Altro motivo di mugugni tra gli spalti sono stati, certamente, i milioni di milioni di triliardi di tentativi dalla lunga di Gabriel. A fine gara il tabellino recita 19 punti finali conditi da 6 rimbalzi e 4 assist, ma andando a spulciare in mezzo ai numeri, si leggerà anche 4/13 da 3. Una percentuale di concretizzazioni che non può che far storcere il naso, anche perché spesso i tentativi sono arrivati in situazioni non ottimali, con la mano in faccia del difensore o addirittura da raddoppiato e triplicato. Non benissimo in questo, come nelle due sfide precedenti. Serve aggiungere sostanza, aumentare la precisione e soprattutto diminuire i tentativi, capendo come far girare meglio la palla.

Kenny Gabriel crediti Valentino Orsini

Kenny Gabriel (©Valentino Orsini)

Detto questo, che non è di poco conto, a Gabriel va dato il merito di aver fatto tanto (e spesso troppo) nel corso di tutta la sfida. Fa e disfa, taglia e cuce, l’ala forte americana si è vista dappertutto, alla ricerca di cose da fare, forse colpito da un Art Attack (altro sintomo dell’ “effetto Paladozza”). Gabriel chiama continuamente la Fossa, la cerca, si gasa, si sgonfia e si rigonfia. Se dalla frenesia vista ieri sera dovesse uscire la lucidità del veterano, probabilmente nelle prossime partite il giudizio sullo statunitense andrà sempre più a migliorare. Intanto, si può dire che la prestazione di ieri è stata sufficiente, anche coi se, anche coi ma. Però calma, Kenny.

Forza e coraggio

Vedendo il bicchiere più pieno che vuoto, invece, finalmente sembrano essersi sbloccati alcuni dei giocatori chiave dell’Aquila. Per primo Fantinelli, voglioso di riscattare un avvio in sordina. Insieme a Bolpin la voce assist dice 17, segnale della bontà che si cela nelle mani dei due veterani dello scorso anno. La palma di salvatore della patria, del mondo, dell’universo, però, se la becca di diritto Freeman. Tra i migliori nelle prime uscite, anche se sottotono in quel di Rimini, il centro è il perno della partenza contro Orzinuovi e soprattutto della rimonta finale. La palla strappata sotto al ferro valevole per il pareggio a pochi giri di lancette alla sirena finale è emblematica: in campo si va con questa fotta qui. In generale, da parte della Fortitudo di cose buone se ne sono viste e non poche: serve incollare tutto insieme, trovando un’identità di squadra. Non che questa non ci sia: una partita del genere non sarebbe stata portata a casa. Urge, però, un po’ di colla. In fondo si tratta di un ingrediente fondamentale durante gli Art Attack.

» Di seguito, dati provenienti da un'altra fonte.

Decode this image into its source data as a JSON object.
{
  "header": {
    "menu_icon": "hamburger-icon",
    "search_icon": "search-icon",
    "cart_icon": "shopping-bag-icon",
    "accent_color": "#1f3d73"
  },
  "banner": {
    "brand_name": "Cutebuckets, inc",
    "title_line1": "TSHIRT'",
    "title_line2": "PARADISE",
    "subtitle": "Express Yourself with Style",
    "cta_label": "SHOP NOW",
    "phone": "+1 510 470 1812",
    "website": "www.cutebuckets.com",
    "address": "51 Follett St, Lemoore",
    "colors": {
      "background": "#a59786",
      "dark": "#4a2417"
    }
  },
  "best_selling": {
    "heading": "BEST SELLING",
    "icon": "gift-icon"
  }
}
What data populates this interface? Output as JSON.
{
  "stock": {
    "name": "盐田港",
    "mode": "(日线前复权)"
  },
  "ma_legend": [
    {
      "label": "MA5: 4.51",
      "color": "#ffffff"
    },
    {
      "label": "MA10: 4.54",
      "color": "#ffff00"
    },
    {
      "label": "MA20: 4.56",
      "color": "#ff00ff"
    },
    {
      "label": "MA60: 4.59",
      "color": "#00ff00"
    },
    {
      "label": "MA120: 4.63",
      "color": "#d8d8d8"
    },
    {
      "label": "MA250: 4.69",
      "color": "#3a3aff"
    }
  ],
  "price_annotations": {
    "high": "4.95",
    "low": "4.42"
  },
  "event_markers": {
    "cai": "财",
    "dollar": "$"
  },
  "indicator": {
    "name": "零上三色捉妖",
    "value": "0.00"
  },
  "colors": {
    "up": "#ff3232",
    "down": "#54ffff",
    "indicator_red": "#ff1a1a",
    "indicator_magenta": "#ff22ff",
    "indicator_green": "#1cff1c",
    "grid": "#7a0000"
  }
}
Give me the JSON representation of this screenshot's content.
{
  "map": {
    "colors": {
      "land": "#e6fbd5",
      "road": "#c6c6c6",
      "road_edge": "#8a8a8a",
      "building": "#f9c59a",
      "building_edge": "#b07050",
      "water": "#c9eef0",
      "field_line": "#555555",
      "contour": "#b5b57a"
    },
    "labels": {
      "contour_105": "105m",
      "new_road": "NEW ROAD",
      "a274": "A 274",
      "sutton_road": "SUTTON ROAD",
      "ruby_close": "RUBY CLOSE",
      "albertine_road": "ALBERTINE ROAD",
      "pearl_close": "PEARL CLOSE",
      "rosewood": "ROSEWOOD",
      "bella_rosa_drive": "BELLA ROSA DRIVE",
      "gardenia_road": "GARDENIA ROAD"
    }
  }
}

Deshawn Freeman (©Valentino Orsini)

Deshawn Freeman (©Valentino Orsini)

In un modo o nell’altro, la prima è stata portata a casa. Ci sono ancora grossi, grossi, scricchiolamenti per l’Aquila, ma ieri sera serviva vincerla e così è stato. Per adesso va bene così. Ora si vedrà se la prima W della stagione porterà con sé una ventata di maturità. Si va ancora in trasferta, questa volta a Cremona, nido degli ex Morgillo e Barbante. Alla ricerca di continuità, e soprattutto di fiducia.